Quand, dans les plaines éthérées,
L'ardent lion est de retour,
Et que l'été vient, à son tour,
De ses feux dévorants consumer nos contrées ;
Le joyeux laboureur, dans ses féconds guérets,
Dès le matin assemblant sa famille,
Sous les coups redoublés de l'active faucille,
Fait tomber les dons de Cérès.
Les gerbes ont bientôt remplacé les javelles ;
Et lorsque, vers le soir, les tardifs moissonneurs
S'en retournent, chargés de richesses nouvelles,
Un avide essaim de glaneurs
Suit leurs traces, en diligence,
Et s'empresse de ramasser
Les épis que, pour l'indigence,
Une sage coutume ordonne de laisser.
De tous côtés, à l'aventure,
Mille oiseaux viennent après eux,
En picotant les grains échappés à leurs yeux,
Pour leurs petits, chercher pâture.
Il n'est pas jusqu'à la fourmi
Qui ne trouve moyen, accumulant d'avance
Pour l'arrière-saison, d'avoir, en abondance,
De leurs restes encor, son magasin garni.
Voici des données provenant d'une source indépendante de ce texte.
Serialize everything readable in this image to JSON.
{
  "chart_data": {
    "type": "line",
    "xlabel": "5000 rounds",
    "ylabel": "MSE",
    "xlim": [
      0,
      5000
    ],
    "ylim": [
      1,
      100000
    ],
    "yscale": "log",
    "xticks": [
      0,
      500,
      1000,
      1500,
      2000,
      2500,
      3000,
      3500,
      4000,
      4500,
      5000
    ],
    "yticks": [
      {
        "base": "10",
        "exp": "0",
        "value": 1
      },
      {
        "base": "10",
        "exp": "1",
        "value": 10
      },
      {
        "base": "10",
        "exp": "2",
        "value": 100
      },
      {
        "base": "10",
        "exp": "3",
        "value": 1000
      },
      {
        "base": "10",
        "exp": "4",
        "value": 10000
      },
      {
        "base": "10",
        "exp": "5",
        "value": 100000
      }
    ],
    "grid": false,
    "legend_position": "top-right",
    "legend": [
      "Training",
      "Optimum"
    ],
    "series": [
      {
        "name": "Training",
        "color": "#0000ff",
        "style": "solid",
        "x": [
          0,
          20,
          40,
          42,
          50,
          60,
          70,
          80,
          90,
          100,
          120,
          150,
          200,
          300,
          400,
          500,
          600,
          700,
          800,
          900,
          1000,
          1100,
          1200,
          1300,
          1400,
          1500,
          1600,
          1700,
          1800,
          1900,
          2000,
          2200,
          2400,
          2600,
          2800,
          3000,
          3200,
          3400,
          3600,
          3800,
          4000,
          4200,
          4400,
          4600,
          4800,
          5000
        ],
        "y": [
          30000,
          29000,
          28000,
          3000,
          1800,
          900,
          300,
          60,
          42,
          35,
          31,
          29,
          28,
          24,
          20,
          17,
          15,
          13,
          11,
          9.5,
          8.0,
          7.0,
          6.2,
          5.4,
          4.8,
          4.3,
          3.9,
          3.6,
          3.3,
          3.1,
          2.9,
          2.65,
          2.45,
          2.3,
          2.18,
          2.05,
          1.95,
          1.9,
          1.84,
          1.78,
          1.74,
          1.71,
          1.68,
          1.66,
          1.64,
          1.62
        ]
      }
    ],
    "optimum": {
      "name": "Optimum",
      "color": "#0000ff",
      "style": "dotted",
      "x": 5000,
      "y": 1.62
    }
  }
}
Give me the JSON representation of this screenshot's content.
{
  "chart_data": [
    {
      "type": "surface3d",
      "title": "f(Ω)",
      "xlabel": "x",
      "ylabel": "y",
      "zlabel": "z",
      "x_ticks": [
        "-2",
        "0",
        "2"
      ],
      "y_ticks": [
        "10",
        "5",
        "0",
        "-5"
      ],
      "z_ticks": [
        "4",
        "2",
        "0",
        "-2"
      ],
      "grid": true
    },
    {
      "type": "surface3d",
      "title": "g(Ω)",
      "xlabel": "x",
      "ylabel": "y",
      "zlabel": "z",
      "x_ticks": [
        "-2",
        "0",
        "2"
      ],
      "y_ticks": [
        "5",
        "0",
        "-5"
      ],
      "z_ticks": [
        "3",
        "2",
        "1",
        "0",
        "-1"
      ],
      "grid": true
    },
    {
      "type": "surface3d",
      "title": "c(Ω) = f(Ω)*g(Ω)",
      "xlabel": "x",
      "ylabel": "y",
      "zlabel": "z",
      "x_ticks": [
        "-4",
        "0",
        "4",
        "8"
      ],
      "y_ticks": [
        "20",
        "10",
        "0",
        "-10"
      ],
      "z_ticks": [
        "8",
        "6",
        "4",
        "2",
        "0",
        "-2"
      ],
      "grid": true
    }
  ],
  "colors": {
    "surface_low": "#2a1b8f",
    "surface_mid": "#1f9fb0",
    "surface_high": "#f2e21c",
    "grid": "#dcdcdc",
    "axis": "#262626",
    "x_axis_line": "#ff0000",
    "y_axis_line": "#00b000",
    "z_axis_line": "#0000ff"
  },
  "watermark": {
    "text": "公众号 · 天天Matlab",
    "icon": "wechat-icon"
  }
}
Ce champ ressemble assez à celui de la fable :
Phèdre, Esope, Lockman l'avaient ensemencé ;
Et le bonhomme Jean, lui seul inimitable,
Profitant d'un travail aussi bien commencé,
Sut le premier y faire une moisson complète.
Il a même laissé peu de chose à glaner :
De ce peu quelques-uns ont formé leur cueillette ;
Beaucoup d'autres, après, sont venus butiner,
Par-ci, par-là, quelques grains à leur zèle
Heureusement encor échappés par hasard.
Quant à moi, la fourmi m'a servi de modèle.
Et j'arrive même bien tard
Pour pouvair espérer, comme elle,
Avoir de la récolte une petite part.